Освоившись в камере, Козин стал петь для нас - вполголоса, чтоб не услышал надзиратель. Пел он удивительно приятно. Пел знаменитую "Осень", "Дружбу" и даже - по-английски - "Ю ар май лаки стар". Ну, и старинные цыганские романсы: из его рассказов выходило, что он был внуком или внучатым племянником не то Вари Паниной, не то Вяльцевой, не то их обеих.
Однажды Вадим Алексеевич пришел с очередного допроса очень расстроенный. Ходил по камере и жалобно повторял:
- Какие мерзкие бывают люди!.. Какие мерзкие!
Оказалось, у него была очная ставка с аккомпаниатором Ашкенази. Козин в лицах изобразил разговор следователя с пианистом:
Вопрос следствия:
- Свидетель Ашкенази, в каких отношениях вы были с Козиным?
Ответ:
- В очень плохих. Он отказывался вывезти мою семью на Урал, хотя, как руководитель культбригады, имел такую возможность.
- Пытались ли вы ему мстить?
- Да, пытался.
Вопрос:
- Каким образом?
Ответ:
- Аккомпанируя ему в концертах, я брал на два тона выше, и он должен был петь в несвойственной ему тесситуре...
Мы восприняли этот рассказ юмористически, но Козину было не до смеха: ведь это ему, а не нам, приходилось петь в несвойственной тесситуре. Говорят, это очень мучительно.
А в общем он был очень удобным сокамерником, и мы искренне огорчились, когда "камерные концерты", как мы их называли, подошли к концу. Следователь объявил Козину, что его дело закончено, и он поедет в дальневосточные лагеря.
Вадим Алексеевич, озабоченный предстоящей неблизкой дорогой, советовался с нами, какую из шапок надеть: одна, по-моему, была из выдры, другая бобровая.

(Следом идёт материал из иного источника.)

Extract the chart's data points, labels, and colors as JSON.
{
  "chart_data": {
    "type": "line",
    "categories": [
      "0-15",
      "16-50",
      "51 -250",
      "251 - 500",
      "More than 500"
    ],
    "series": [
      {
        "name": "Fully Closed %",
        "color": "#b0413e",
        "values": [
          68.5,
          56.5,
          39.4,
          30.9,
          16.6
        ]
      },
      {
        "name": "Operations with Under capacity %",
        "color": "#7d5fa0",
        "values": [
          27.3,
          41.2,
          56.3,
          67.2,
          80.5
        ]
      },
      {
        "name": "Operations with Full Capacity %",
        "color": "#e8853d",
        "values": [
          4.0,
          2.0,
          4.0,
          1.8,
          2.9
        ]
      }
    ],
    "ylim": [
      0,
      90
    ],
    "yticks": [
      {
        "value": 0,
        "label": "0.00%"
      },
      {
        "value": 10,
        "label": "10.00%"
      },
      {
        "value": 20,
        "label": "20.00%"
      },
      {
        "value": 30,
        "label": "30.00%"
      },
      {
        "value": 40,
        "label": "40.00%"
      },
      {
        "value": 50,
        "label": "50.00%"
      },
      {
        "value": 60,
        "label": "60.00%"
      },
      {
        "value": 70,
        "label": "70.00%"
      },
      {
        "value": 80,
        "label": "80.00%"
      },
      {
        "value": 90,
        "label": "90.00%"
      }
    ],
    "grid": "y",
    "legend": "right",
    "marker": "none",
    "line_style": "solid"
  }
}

Но тот же Пантюков объяснил со свойственной ему грубой прямотой, что можно не тревожиться: какую ни наденет, все равно блатные отнимут...
Судьба козинской шапки мне не известна. А о самом Вадиме Алексеевиче лет через пять, уже в Каргопольлаге, мне рассказал один зек, приехавший к нам из Магадана, что тамошнее начальство встретило Козина хорошо. Он был расконвоирован и с большим успехом выступал в местном лагерном театре, пока не случился такой казус: во время концерта какой-то офицер, пьяный, надо полагать, - восторженно заорал:
- Да здравствует товарищ Козин!
Это не понравилось генералу, начальнику лагеря; Козина законвоировали и отправили на общие работы.
За правдивость этой истории не ручаюсь; свидетелем не был, за что купил - за то и продаю.1)
С кем-то из моих однодельцев сидел человек со странной фамилией Дебюк-Дюбек, козинский администратор, кажется. По его сведениям, у Вадима Алексеевича, кроме 58-й, была и другая статья, а
----------------------------------------------
1) Рассказ о встрече с Козиным был напечатан в альманахе "Киносценарии" (N 1, 1992г. В.Фрид - "Не пайкой единой")
именно 156-я - "мужеложство" (словечко-то какое!). Но сам Козин об этом умолчал, и понятно: шел сорок четвертый год, а не девяносто первый, когда в Москву бесстрашно слетаются на свой конгресс "голубые" и "розовые" всех стран.